Overall Priest is stupid fun. If you loved Legion, you’ll have a multiple pant-splatter over Priest, but the majority of us will find it woefully constructed and one big scummy cliché. Stupid, ridiculous, fun, accidentally funny and very silly.

Rating: ★★★★☆☆☆☆☆☆

2 Comments on “Priest”

  1. Rag says:

    I feel kinda bad. I’m starting to get the impression that the only times I put finger to keyboard is to disagree with the estimed Mr S. And yet I hold him in such high regard (even before he got quoted on the big screen).

    But once again I feel his standards are too high. He is not appreciating this film for what it is. It is a comic (or graphic novel/movie if you wanna get arsey). It doesn’t have a huge Hollywood budget, and really doesn’t try to be.

    For me it ticks so many boxes. I love post appocalytic, cyber/steam punk, vampire, action and medieval genres. Finding them all in one film filled me with as much glee as I got from watching Doomsday.

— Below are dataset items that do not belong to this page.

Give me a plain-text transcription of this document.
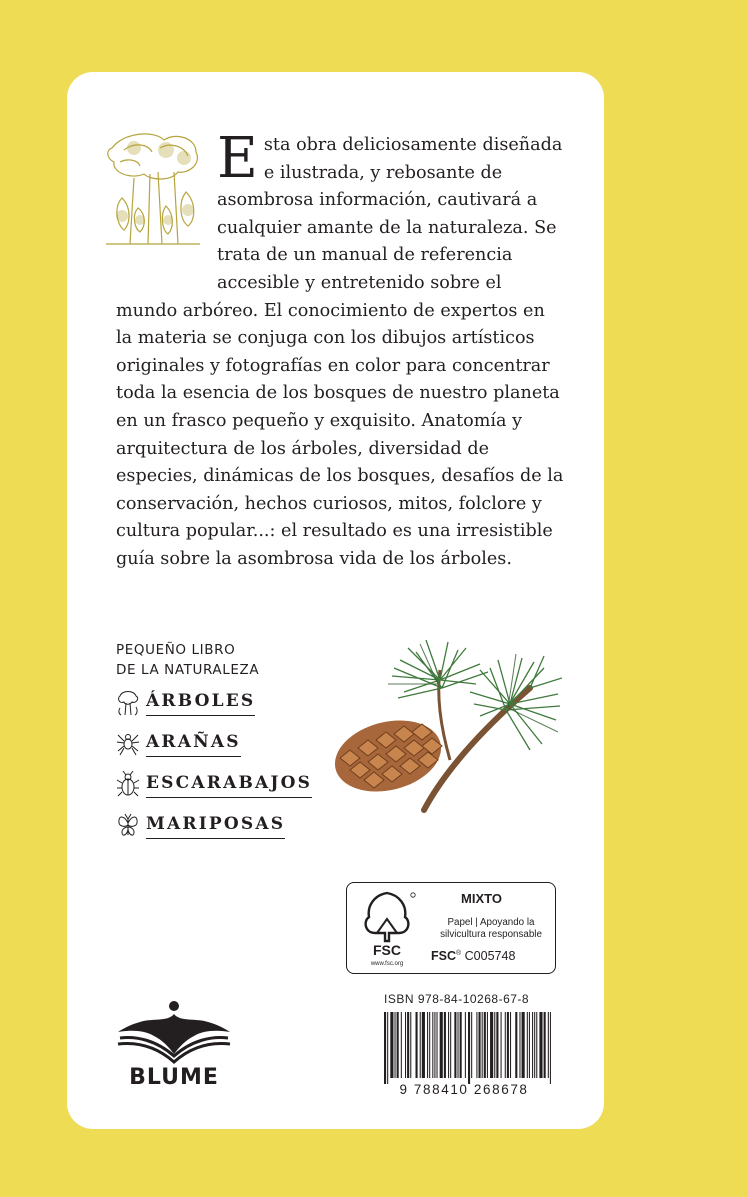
Esta obra deliciosamente diseñada e ilustrada, y rebosante de asombrosa información, cautivará a cualquier amante de la naturaleza. Se trata de un manual de referencia accesible y entretenido sobre el mundo arbóreo. El conocimiento de expertos en la materia se conjuga con los dibujos artísticos originales y fotografías en color para concentrar toda la esencia de los bosques de nuestro planeta en un frasco pequeño y exquisito. Anatomía y arquitectura de los árboles, diversidad de especies, dinámicas de los bosques, desafíos de la conservación, hechos curiosos, mitos, folclore y cultura popular...: el resultado es una irresistible guía sobre la asombrosa vida de los árboles.

PEQUEÑO LIBRO
DE LA NATURALEZA
ÁRBOLES
ARAÑAS
ESCARABAJOS
MARIPOSAS
FSC
www.fsc.org
MIXTO
Papel | Apoyando la silvicultura responsable
FSC® C005748
ISBN 978-84-10268-67-8
9 788410 268678
BLUME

And in this one they have huge bikes (who hasn’t read 2000ad and not wanted a Lawmaster)!!!

    No, it’s not particularly slick. It’s not particularly tightly scripted. It’s not going to challenge your views on life. But it is damn good fun. Things explode, vamps jump about really fast, the heroes cut up an shoot the bad guys, characters agonise over mildy pretentious shit. And there are big bikes!. It is a couple of hours of my life that I consider well spent. And fully intend to spend it at least once or twice more.

    You can ask more from a movie… But you can get so much less. Add 2 or 3 skulls and you got my rating.

    • Scullion says:

      Hey Rag,

      That’s the joy of films – they divide opinion! I cannot legitimately add 2 or 3 skulls to this review based on it being really good fun – otherwise absolute shit like Shark in Venice would get 8 of out 10 for being so utterly terrible it’s accidentally hilarious. I try and look at a film as a whole, not just whether it was a forgettable laugh or not!

      Preist’s budget was an estimated $60 million – how is that not having a “huge Hollywood budget”. That’s massive!

      Perhaps it’s your love of Doomsday that suggests to me you have a love for this sort of film – I found Doomsday to be a little “messy” to say the least – but I’m glad someone liked it. And liked Priest. I found it predictable and horribly overwrought, but that’s just me…

      Keep having differing opinions! It’s what makes reviewing / watching / enjoying / hating films so interesting!!